The left of the topbar shows the game you're editing and its genre. The genre matters here because the editor adapts to it: the Inspector and tools change depending on whether you're editing a runner, a puzzle, a quiz, and so on (covered in the Inspector chapter).

Undo and Redo

Undo and Redo step backward and forward through your changes, exactly as they do in Unity, Unreal, and Godot. Any edit you make — moving an object, changing a value, adjusting a level — can be undone. Get into the habit of using them freely; they make experimenting safe, since you can always step back.

Display toggles

The topbar includes toggles that change what you see in the viewport, without changing the game itself:

  • AABB — shows the collision boxes around objects. AABB stands for axis-aligned bounding box, the simple rectangular collision shape used by most 2D games. Seeing these boxes helps you understand how objects will collide. This is the equivalent of turning on collider gizmos in Unity or collision shapes in Godot.
  • Camera — shows the camera frame, so you can see what the player will actually have on screen versus what extends beyond it.
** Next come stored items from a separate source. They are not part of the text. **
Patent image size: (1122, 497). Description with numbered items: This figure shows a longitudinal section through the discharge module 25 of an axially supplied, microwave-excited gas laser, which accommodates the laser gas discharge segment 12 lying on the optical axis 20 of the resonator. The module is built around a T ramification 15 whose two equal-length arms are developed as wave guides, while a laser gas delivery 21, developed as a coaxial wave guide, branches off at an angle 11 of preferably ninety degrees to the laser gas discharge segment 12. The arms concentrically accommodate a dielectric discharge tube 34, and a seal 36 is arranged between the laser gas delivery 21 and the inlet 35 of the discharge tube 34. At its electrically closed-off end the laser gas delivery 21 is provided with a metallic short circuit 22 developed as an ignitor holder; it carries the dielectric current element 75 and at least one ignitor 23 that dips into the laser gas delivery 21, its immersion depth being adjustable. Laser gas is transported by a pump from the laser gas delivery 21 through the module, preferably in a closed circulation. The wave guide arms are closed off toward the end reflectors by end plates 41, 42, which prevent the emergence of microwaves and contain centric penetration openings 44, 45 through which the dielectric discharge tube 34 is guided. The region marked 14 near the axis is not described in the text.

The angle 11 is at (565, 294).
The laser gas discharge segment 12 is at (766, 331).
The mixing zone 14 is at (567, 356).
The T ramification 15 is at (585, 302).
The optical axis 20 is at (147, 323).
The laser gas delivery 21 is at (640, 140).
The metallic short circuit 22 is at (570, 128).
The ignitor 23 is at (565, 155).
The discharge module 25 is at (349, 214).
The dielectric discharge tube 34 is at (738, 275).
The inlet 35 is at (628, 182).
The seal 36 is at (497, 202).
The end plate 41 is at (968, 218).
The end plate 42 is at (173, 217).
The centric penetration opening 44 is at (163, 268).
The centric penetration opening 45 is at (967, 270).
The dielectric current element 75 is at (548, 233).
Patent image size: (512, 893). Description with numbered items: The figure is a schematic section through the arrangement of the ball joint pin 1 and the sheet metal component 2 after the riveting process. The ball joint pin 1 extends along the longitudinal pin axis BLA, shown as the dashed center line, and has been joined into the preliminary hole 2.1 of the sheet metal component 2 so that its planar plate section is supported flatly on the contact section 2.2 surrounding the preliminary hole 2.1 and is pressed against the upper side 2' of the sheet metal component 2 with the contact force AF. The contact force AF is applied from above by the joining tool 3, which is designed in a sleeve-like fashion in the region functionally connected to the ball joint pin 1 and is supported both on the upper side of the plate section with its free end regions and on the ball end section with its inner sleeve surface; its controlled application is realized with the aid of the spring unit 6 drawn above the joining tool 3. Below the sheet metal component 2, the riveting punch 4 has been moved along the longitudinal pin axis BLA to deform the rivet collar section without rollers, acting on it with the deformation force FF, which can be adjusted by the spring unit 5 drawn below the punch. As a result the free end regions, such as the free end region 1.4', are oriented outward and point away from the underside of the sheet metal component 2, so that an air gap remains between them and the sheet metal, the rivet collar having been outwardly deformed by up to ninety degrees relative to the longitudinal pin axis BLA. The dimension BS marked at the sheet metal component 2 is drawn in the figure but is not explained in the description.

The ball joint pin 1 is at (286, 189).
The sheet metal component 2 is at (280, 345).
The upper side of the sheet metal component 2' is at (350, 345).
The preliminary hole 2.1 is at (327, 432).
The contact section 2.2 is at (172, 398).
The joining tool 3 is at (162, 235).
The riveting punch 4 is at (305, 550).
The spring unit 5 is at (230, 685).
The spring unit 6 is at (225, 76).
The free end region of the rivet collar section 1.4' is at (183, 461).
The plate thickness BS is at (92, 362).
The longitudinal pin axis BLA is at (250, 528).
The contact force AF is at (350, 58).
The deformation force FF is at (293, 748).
Engines show this with a camera frustum or 2D camera bounds.
  • Grid — overlays a grid to help you align objects neatly, just like the grid and snapping helpers in any engine's scene view.

Play

The Play button switches the editor into Play mode and runs the real game inside the viewport. This is the same idea as Unreal's Play In Editor or Unity's Play button. It's the fastest way to test a change — make an edit, hit Play, and try it immediately.

Save and Rebuild

Save (sometimes shown as Save & Rebuild) writes your changes back to the game and regenerates the playable version. Until you save, your edits live only in the editor. Saving applies them to the actual game so they take effect for anyone who plays it. The Saving and Publishing chapter covers exactly what happens when you save.